For the ladies, its just a regular sink and you sit backwards into it
Was expecting to somehow see Saddam hiding in the sink.
The only reason I’m not pissing in my sink at home is that I accidentally installed it a bit too high.
From a distance, this looks like a guy getting a blowjob from ET.
Rule 34
When you can’t just phone home…
I wish my college dorm room had one of these bad boys….
Saves water, unironically. But now you’re touchin’ wrists with everyone’s dicks.
If only there was a sink nearby so you could wash your hands immediately…
Even better their underball taint sweat
What about just a nice hole in the wall with very smooth surfaces. You get Johnny in there, you do your thing, then press the flush button to feel a torrential amount of water just decimate the living piss out of whatever is left off your scrotum? Or you know, gentle flush that cleans you.
That’s called gloryhole.
I see, 😀 but where’s the glory! 😮? Something just keeps poking my eye from the other side!
Go ahead take a drink out of it. Don’t be afraid. 🤤🤤🤤
That’s why sinks have stoppers, to collect the people juice.

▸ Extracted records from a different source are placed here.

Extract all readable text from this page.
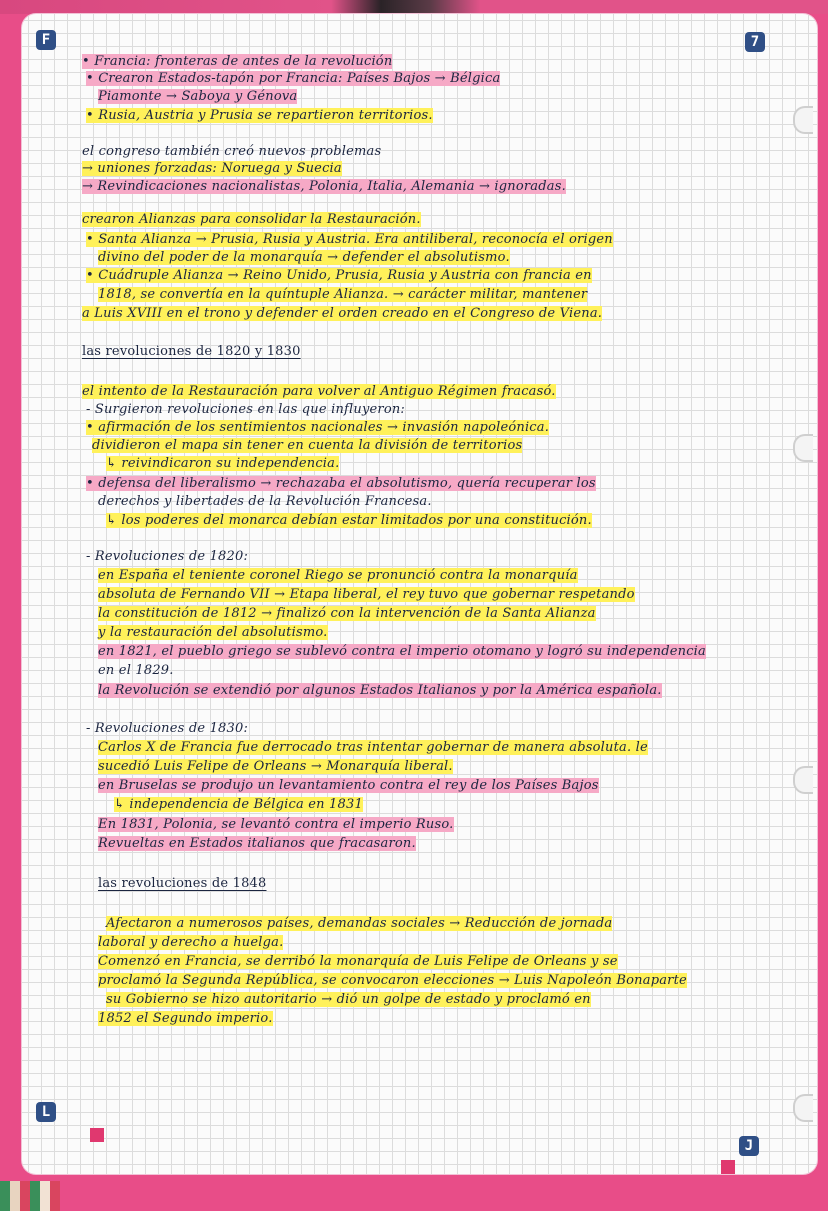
F	7
L
J
• Francia: fronteras de antes de la revolución
• Crearon Estados-tapón por Francia: Países Bajos → Bélgica
Piamonte → Saboya y Génova
• Rusia, Austria y Prusia se repartieron territorios.
el congreso también creó nuevos problemas
→ uniones forzadas: Noruega y Suecia
→ Revindicaciones nacionalistas, Polonia, Italia, Alemania → ignoradas.
crearon Alianzas para consolidar la Restauración.
• Santa Alianza → Prusia, Rusia y Austria. Era antiliberal, reconocía el origen
divino del poder de la monarquía → defender el absolutismo.
• Cuádruple Alianza → Reino Unido, Prusia, Rusia y Austria con francia en
1818, se convertía en la quíntuple Alianza. → carácter militar, mantener
a Luis XVIII en el trono y defender el orden creado en el Congreso de Viena.
las revoluciones de 1820 y 1830
el intento de la Restauración para volver al Antiguo Régimen fracasó.
- Surgieron revoluciones en las que influyeron:
• afirmación de los sentimientos nacionales → invasión napoleónica.
dividieron el mapa sin tener en cuenta la división de territorios
↳ reivindicaron su independencia.
• defensa del liberalismo → rechazaba el absolutismo, quería recuperar los
derechos y libertades de la Revolución Francesa.
↳ los poderes del monarca debían estar limitados por una constitución.
- Revoluciones de 1820:
en España el teniente coronel Riego se pronunció contra la monarquía
absoluta de Fernando VII → Etapa liberal, el rey tuvo que gobernar respetando
la constitución de 1812 → finalizó con la intervención de la Santa Alianza
y la restauración del absolutismo.
en 1821, el pueblo griego se sublevó contra el imperio otomano y logró su independencia
en el 1829.
la Revolución se extendió por algunos Estados Italianos y por la América española.
- Revoluciones de 1830:
Carlos X de Francia fue derrocado tras intentar gobernar de manera absoluta. le
sucedió Luis Felipe de Orleans → Monarquía liberal.
en Bruselas se produjo un levantamiento contra el rey de los Países Bajos
↳ independencia de Bélgica en 1831
En 1831, Polonia, se levantó contra el imperio Ruso.
Revueltas en Estados italianos que fracasaron.
las revoluciones de 1848
Afectaron a numerosos países, demandas sociales → Reducción de jornada
laboral y derecho a huelga.
Comenzó en Francia, se derribó la monarquía de Luis Felipe de Orleans y se
proclamó la Segunda República, se convocaron elecciones → Luis Napoleón Bonaparte
su Gobierno se hizo autoritario → dió un golpe de estado y proclamó en
1852 el Segundo imperio.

I had a discussion with friends and realized to my surprise that everyone urinates in the washbasin on the train. They said it was more hygienic. Which is even kind of true, because no man sits down on the train anyway…
That’s dirty.
That’s not cool in a public toilet. But at Your own home? I would instal this sink, if they were selling it without hesitation.
This is a good idea but for cleaning, not peeing. Like a bidet but only for dudes
That’s a good point. A little tip-rinse after going is just good hygiene.
But…you need to lower the overflow hole 😨
not if you line things up right
Add more for target practise
Would you place your balls inside or outside the rim
Fit it ON the rim for weight support.
Nothing like a good rimjob.
this is actually the wrong design.
what we need are urinals but with a faucet on top. you go and then you wash your hands into the urinal.same concept but designed for different sized people.
You mean like Japanese toilets?
Oh we don’t talk about those. My toilet paper works just fine…
I searched “Japanese urinal” with safesearch off.
This was a mistake.Anyway, among all these disgusting images I do not see a urinal with a faucet on top, so no.
I mean this. A very common thing in most Japanese houses.
My friend, is that a urinal?
They said toilet in every comment. Read better.
the fuck do you mean read better? we’re talking about my own fucking idea for a toilet.
i specificied urinal. read better.
And they compared your idea to toilets in Japan, then you got upset because it wasn’t literally identical to your idea.
This reminds me of my old phone. I downloaded a podcast on it that had a shock-opener and for some reason was always “the next thing” the sound/music player wanted to play. So many times, by accidental touch inputs or clicking the headphone button, or the like, my phone would randomly scream: "WHO DOESN’T LIKE TO PEE IN THE SINK!?!?!”